Szymon Kosok Właściciel,
Webrevolution.pl

Temat: Gry przez przeglądarkę... Pełny rynek?

Michał Michalak:
No tak ale to jest php co pokazujesz. Szkoda marnować niepotrzebnie zasoby sprzętowe na php, szczególnie jeśli użytkowników ma być dużo i wymiana informacji równie duża. Może się zrobić wąskie gardło. Tym bardziej szkoda, skoro masz Javę w zasięgu ręki i narzędzia do niej zarówno produkcyjne jak i deweloperskie - za darmo.

Hm, Java dla zastosowań Webowych jakoś super lepsza nie jest, wystarczy popatrzeć na Grono i ich początki. ;)

Python + Django, to jest to w co teraz trzeba inwestować.
Generalnie gra webowa, z racji tego, że obsługuje masę użytkowników wymaga niestety trochę lepszego sprzętu. Idealnie byłoby mieć serwer rack'owy gdzieś w kolokacji, ze łączem symetrycznym bo przecież będziemy wysyłać więcej niż odbierać.

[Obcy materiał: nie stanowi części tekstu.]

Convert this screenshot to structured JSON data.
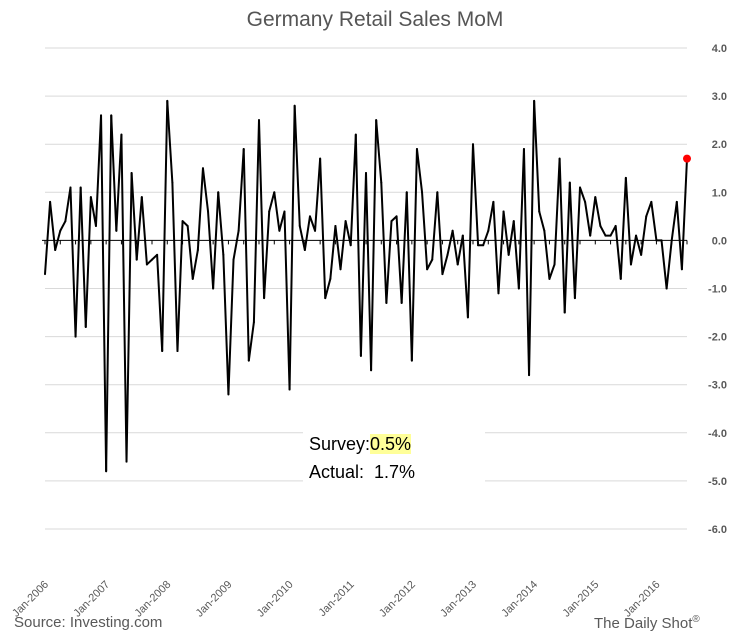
{
  "chart_data": {
    "type": "line",
    "title": "Germany Retail Sales MoM",
    "xlabel": "",
    "ylabel": "",
    "ylim": [
      -6.0,
      4.0
    ],
    "y_ticks": [
      "4.0",
      "3.0",
      "2.0",
      "1.0",
      "0.0",
      "-1.0",
      "-2.0",
      "-3.0",
      "-4.0",
      "-5.0",
      "-6.0"
    ],
    "x_tick_labels": [
      "Jan-2006",
      "Jan-2007",
      "Jan-2008",
      "Jan-2009",
      "Jan-2010",
      "Jan-2011",
      "Jan-2012",
      "Jan-2013",
      "Jan-2014",
      "Jan-2015",
      "Jan-2016"
    ],
    "grid": "horizontal",
    "x_start": "2006-01",
    "series": [
      {
        "color": "#000000",
        "values": [
          -0.7,
          0.8,
          -0.2,
          0.2,
          0.4,
          1.1,
          -2.0,
          1.1,
          -1.8,
          0.9,
          0.3,
          2.6,
          -4.8,
          2.6,
          0.2,
          2.2,
          -4.6,
          1.4,
          -0.4,
          0.9,
          -0.5,
          -0.4,
          -0.3,
          -2.3,
          2.9,
          1.2,
          -2.3,
          0.4,
          0.3,
          -0.8,
          -0.2,
          1.5,
          0.6,
          -1.0,
          1.0,
          -0.3,
          -3.2,
          -0.4,
          0.2,
          1.9,
          -2.5,
          -1.7,
          2.5,
          -1.2,
          0.6,
          1.0,
          0.2,
          0.6,
          -3.1,
          2.8,
          0.3,
          -0.2,
          0.5,
          0.2,
          1.7,
          -1.2,
          -0.8,
          0.3,
          -0.6,
          0.4,
          -0.1,
          2.2,
          -2.4,
          1.4,
          -2.7,
          2.5,
          1.2,
          -1.3,
          0.4,
          0.5,
          -1.3,
          1.0,
          -2.5,
          1.9,
          1.0,
          -0.6,
          -0.4,
          1.0,
          -0.7,
          -0.3,
          0.2,
          -0.5,
          0.1,
          -1.6,
          2.0,
          -0.1,
          -0.1,
          0.2,
          0.8,
          -1.1,
          0.6,
          -0.3,
          0.4,
          -1.0,
          1.9,
          -2.8,
          2.9,
          0.6,
          0.2,
          -0.8,
          -0.5,
          1.7,
          -1.5,
          1.2,
          -1.2,
          1.1,
          0.8,
          0.1,
          0.9,
          0.3,
          0.1,
          0.1,
          0.3,
          -0.8,
          1.3,
          -0.5,
          0.1,
          -0.3,
          0.5,
          0.8,
          0.0,
          0.0,
          -1.0,
          0.0,
          0.8,
          -0.6,
          1.7
        ]
      }
    ],
    "highlight_point_color": "#ff0000"
  },
  "annotation": {
    "survey_label": "Survey:",
    "survey_value": "0.5%",
    "actual_label": "Actual:",
    "actual_value": "1.7%"
  },
  "footer": {
    "source": "Source: Investing.com",
    "brand": "The Daily Shot",
    "brand_mark": "®"
  }
}
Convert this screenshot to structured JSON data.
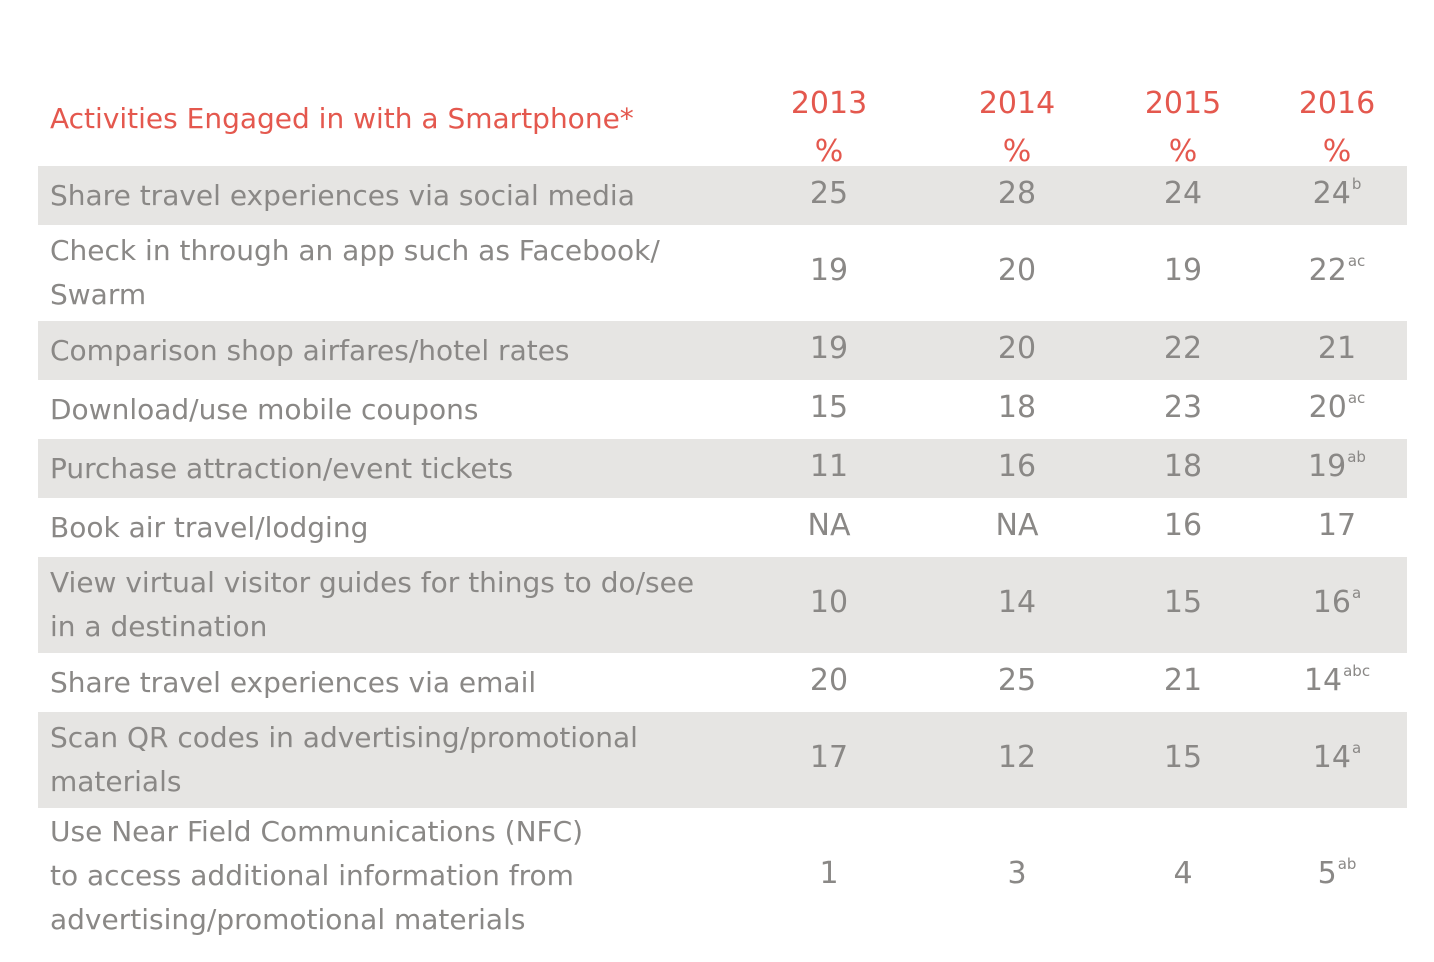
{
  "chart_data": {
    "type": "table",
    "title": "Activities Engaged in with a Smartphone*",
    "columns": [
      {
        "year": "2013",
        "unit": "%"
      },
      {
        "year": "2014",
        "unit": "%"
      },
      {
        "year": "2015",
        "unit": "%"
      },
      {
        "year": "2016",
        "unit": "%"
      }
    ],
    "rows": [
      {
        "label_lines": [
          "Share travel experiences via social media"
        ],
        "values": [
          "25",
          "28",
          "24",
          "24"
        ],
        "notes": [
          "",
          "",
          "",
          "b"
        ]
      },
      {
        "label_lines": [
          "Check in through an app such as Facebook/",
          "Swarm"
        ],
        "values": [
          "19",
          "20",
          "19",
          "22"
        ],
        "notes": [
          "",
          "",
          "",
          "ac"
        ]
      },
      {
        "label_lines": [
          "Comparison shop airfares/hotel rates"
        ],
        "values": [
          "19",
          "20",
          "22",
          "21"
        ],
        "notes": [
          "",
          "",
          "",
          ""
        ]
      },
      {
        "label_lines": [
          "Download/use mobile coupons"
        ],
        "values": [
          "15",
          "18",
          "23",
          "20"
        ],
        "notes": [
          "",
          "",
          "",
          "ac"
        ]
      },
      {
        "label_lines": [
          "Purchase attraction/event tickets"
        ],
        "values": [
          "11",
          "16",
          "18",
          "19"
        ],
        "notes": [
          "",
          "",
          "",
          "ab"
        ]
      },
      {
        "label_lines": [
          "Book air travel/lodging"
        ],
        "values": [
          "NA",
          "NA",
          "16",
          "17"
        ],
        "notes": [
          "",
          "",
          "",
          ""
        ]
      },
      {
        "label_lines": [
          "View virtual visitor guides for things to do/see",
          "in a destination"
        ],
        "values": [
          "10",
          "14",
          "15",
          "16"
        ],
        "notes": [
          "",
          "",
          "",
          "a"
        ]
      },
      {
        "label_lines": [
          "Share travel experiences via email"
        ],
        "values": [
          "20",
          "25",
          "21",
          "14"
        ],
        "notes": [
          "",
          "",
          "",
          "abc"
        ]
      },
      {
        "label_lines": [
          "Scan QR codes in advertising/promotional",
          "materials"
        ],
        "values": [
          "17",
          "12",
          "15",
          "14"
        ],
        "notes": [
          "",
          "",
          "",
          "a"
        ]
      },
      {
        "label_lines": [
          "Use Near Field Communications (NFC)",
          "to access additional information from",
          "advertising/promotional materials"
        ],
        "values": [
          "1",
          "3",
          "4",
          "5"
        ],
        "notes": [
          "",
          "",
          "",
          "ab"
        ]
      }
    ]
  },
  "colors": {
    "accent": "#e4584e",
    "text": "#8a8886",
    "shade": "#e6e5e3"
  }
}
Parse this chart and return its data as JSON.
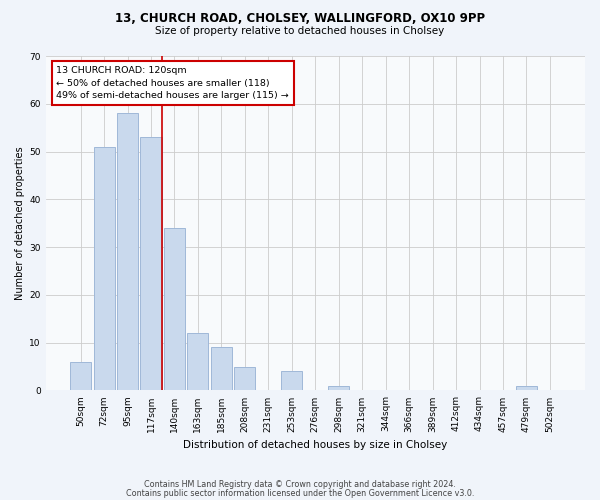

Ale po co od razu własne serwery kupować? Taką inwestycję przeprowadza się wtedy, kiedy wiadomo, że jesteśmy "de best", odwiedza na 50 000 UU / dzień itd. Na początek wystarczy zwykły dedykowany serwer. Ja osobiście posiadam dwa serwery dzierżawione - jeden backend WWW, drugi DB. Na miesiąc mam 2,5 mln. wyświetleń, nie wlicza się w AJAX i requesty generowane przez niego, a jest tego sporo (Wonderlife posiada lokale rozrywkowe, tj. czaty rozbudowane o interakcje z graczami itp.) i jakoś starcza. Fakt, że po stronie backendu WWW robi się niespokojnie przy 250 online, ale opóźnień/lagów nie ma. Natomiast serwer DB jest na tyle mocny (dyski SSD, 8 GB ramu), że te godziny szczytu go nie ruszają. Wydatki na serwer w moim wypadku to ok. 15% zarobków.
Daniel B.

Daniel B. Specjalista

Temat: Gry przez przeglądarkę... Pełny rynek?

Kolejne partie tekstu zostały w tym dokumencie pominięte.